Vassili Grossman assiste à l’une d’elles, depuis le haut d’un tertre.

« Les Allemands avancent de quelques pas en courant et se couchent à terre. Une petite silhouette agite les bras : c’est un officier. Encore quelques pas en avant et les voilà reculant dans le désordre… Une fois encore, la petite silhouette agite les bras et, de nouveau, quelques pas, puis ils recommencent à reculer. La contre-attaque a échoué.

« C’est comme un vœu qui se réalise. Dès que les Allemands forment un petit groupe, bing, un obus ! C’est l’œuvre du pointeur Morozov. »


« Nous reprenons l’offensive, écrit Grossman. Les routes, la steppe sont pleines de véhicules allemands fracassés, de canons abandonnés, par terre ce sont des centaines de cadavres allemands, des casques, des armes… »


« Fini le temps, s’exclame Grossman, où ces soldats fascistes marchaient en rangs par les capitales de l’Europe. Ils avaient à cœur de faire forte impression.

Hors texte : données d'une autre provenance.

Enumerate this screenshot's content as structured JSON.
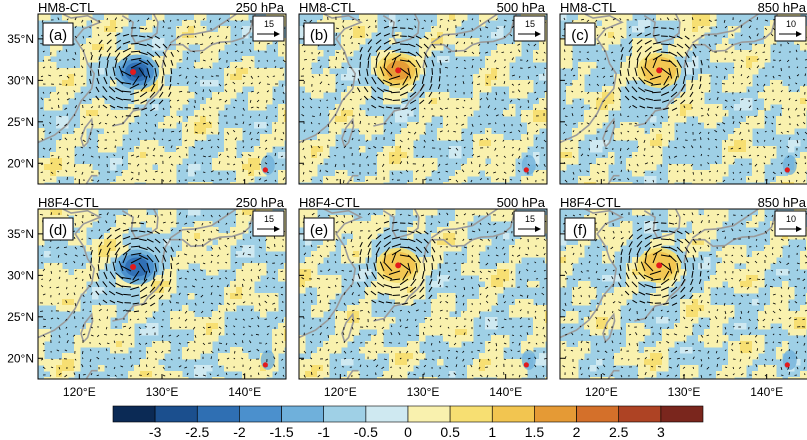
{
  "chart_data": {
    "type": "heatmap",
    "description_kind": "map-difference-panels-with-wind-vectors",
    "rows": 2,
    "cols": 3,
    "lon_range": [
      115,
      145
    ],
    "lat_range": [
      17.5,
      38
    ],
    "x_ticks": [
      {
        "value": 120,
        "label": "120°E"
      },
      {
        "value": 130,
        "label": "130°E"
      },
      {
        "value": 140,
        "label": "140°E"
      }
    ],
    "y_ticks": [
      {
        "value": 20,
        "label": "20°N"
      },
      {
        "value": 25,
        "label": "25°N"
      },
      {
        "value": 30,
        "label": "30°N"
      },
      {
        "value": 35,
        "label": "35°N"
      }
    ],
    "panels": [
      {
        "tag": "(a)",
        "experiment": "HM8-CTL",
        "level": "250 hPa",
        "ref_vector": "15",
        "typhoon_center": [
          126.5,
          31.0
        ],
        "second_center": [
          142.5,
          19.2
        ],
        "intensity": -2.5
      },
      {
        "tag": "(b)",
        "experiment": "HM8-CTL",
        "level": "500 hPa",
        "ref_vector": "15",
        "typhoon_center": [
          127.0,
          31.2
        ],
        "second_center": [
          142.5,
          19.2
        ],
        "intensity": 2.0
      },
      {
        "tag": "(c)",
        "experiment": "HM8-CTL",
        "level": "850 hPa",
        "ref_vector": "10",
        "typhoon_center": [
          127.0,
          31.2
        ],
        "second_center": [
          142.5,
          19.2
        ],
        "intensity": 1.5
      },
      {
        "tag": "(d)",
        "experiment": "H8F4-CTL",
        "level": "250 hPa",
        "ref_vector": "15",
        "typhoon_center": [
          126.5,
          31.0
        ],
        "second_center": [
          142.5,
          19.2
        ],
        "intensity": -2.0
      },
      {
        "tag": "(e)",
        "experiment": "H8F4-CTL",
        "level": "500 hPa",
        "ref_vector": "15",
        "typhoon_center": [
          127.0,
          31.2
        ],
        "second_center": [
          142.5,
          19.2
        ],
        "intensity": 1.5
      },
      {
        "tag": "(f)",
        "experiment": "H8F4-CTL",
        "level": "850 hPa",
        "ref_vector": "10",
        "typhoon_center": [
          127.0,
          31.2
        ],
        "second_center": [
          142.5,
          19.2
        ],
        "intensity": 1.0
      }
    ],
    "colorbar": {
      "levels": [
        "-3",
        "-2.5",
        "-2",
        "-1.5",
        "-1",
        "-0.5",
        "0",
        "0.5",
        "1",
        "1.5",
        "2",
        "2.5",
        "3"
      ],
      "colors": [
        "#0b2a55",
        "#1b4f8e",
        "#2f6fb3",
        "#4b90cd",
        "#6fb0db",
        "#9fd0e6",
        "#cfe9f1",
        "#f9f1ae",
        "#f7df72",
        "#f2c550",
        "#e59a35",
        "#d4702a",
        "#ae4324",
        "#7a261d"
      ]
    },
    "marker_color": "#e31a1c",
    "coast_color": "#9a9a9a"
  }
}
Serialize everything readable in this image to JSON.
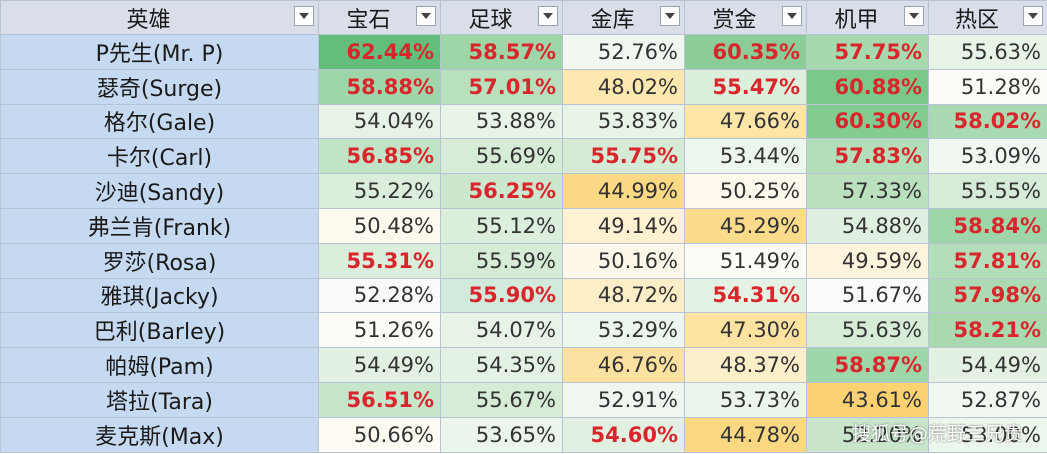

« Et les voilà qui sont entrés au matin dans ce village russe. Les soldats avaient mis des capelines de femme sous leurs casques noirs et des caleçons longs de femme en tricot. Nombre de soldats traînaient derrière eux des luges chargées de couvertures, d’oreillers, de petits sacs de nourriture, de vieux seaux…

« Il y a six heures, les Allemands étaient encore dans l’isba. Là, sur la table, il y a leurs papiers, leurs sacs, leurs casques, les isbas auxquelles ils ont mis le feu se consument encore, leurs corps sans vie, éventrés par l’acier soviétique, gisent dans la neige.

« Et les femmes, pressentant que le cauchemar de ces derniers jours est fini, s’exclament soudain à travers leurs sanglots : “Petits trésors, nos trésors à nous, vous êtes revenus !”

« — Eh bien, ça s’est passé comment ? leur demande-t-on.

« — D’abord, les Allemands sont arrivés à pied. D’abord, ils frappent à la porte, ils s’entassent tous dans la maison, ils sont là, debout, près du poêle, comme des chiens efflanqués, ils claquent des dents, ils tremblent, ils fourrent leur main directement dans le poêle et leurs mains sont rouges comme de la viande crue.

« “Chauffe, chauffe”, qu’ils crient, et leurs dents font clac, clac.

« Bon, ils venaient à peine de se réchauffer qu’ils se sont mis à se gratter furieusement. C’était affreux à voir et comique. Comme des chiens, avec les pattes, ils se grattaient. Les poux, avec la chaleur, ils étaient partis se balader sur eux. »


Vérité cruelle de la guerre, cette fin décembre de l’année 1941.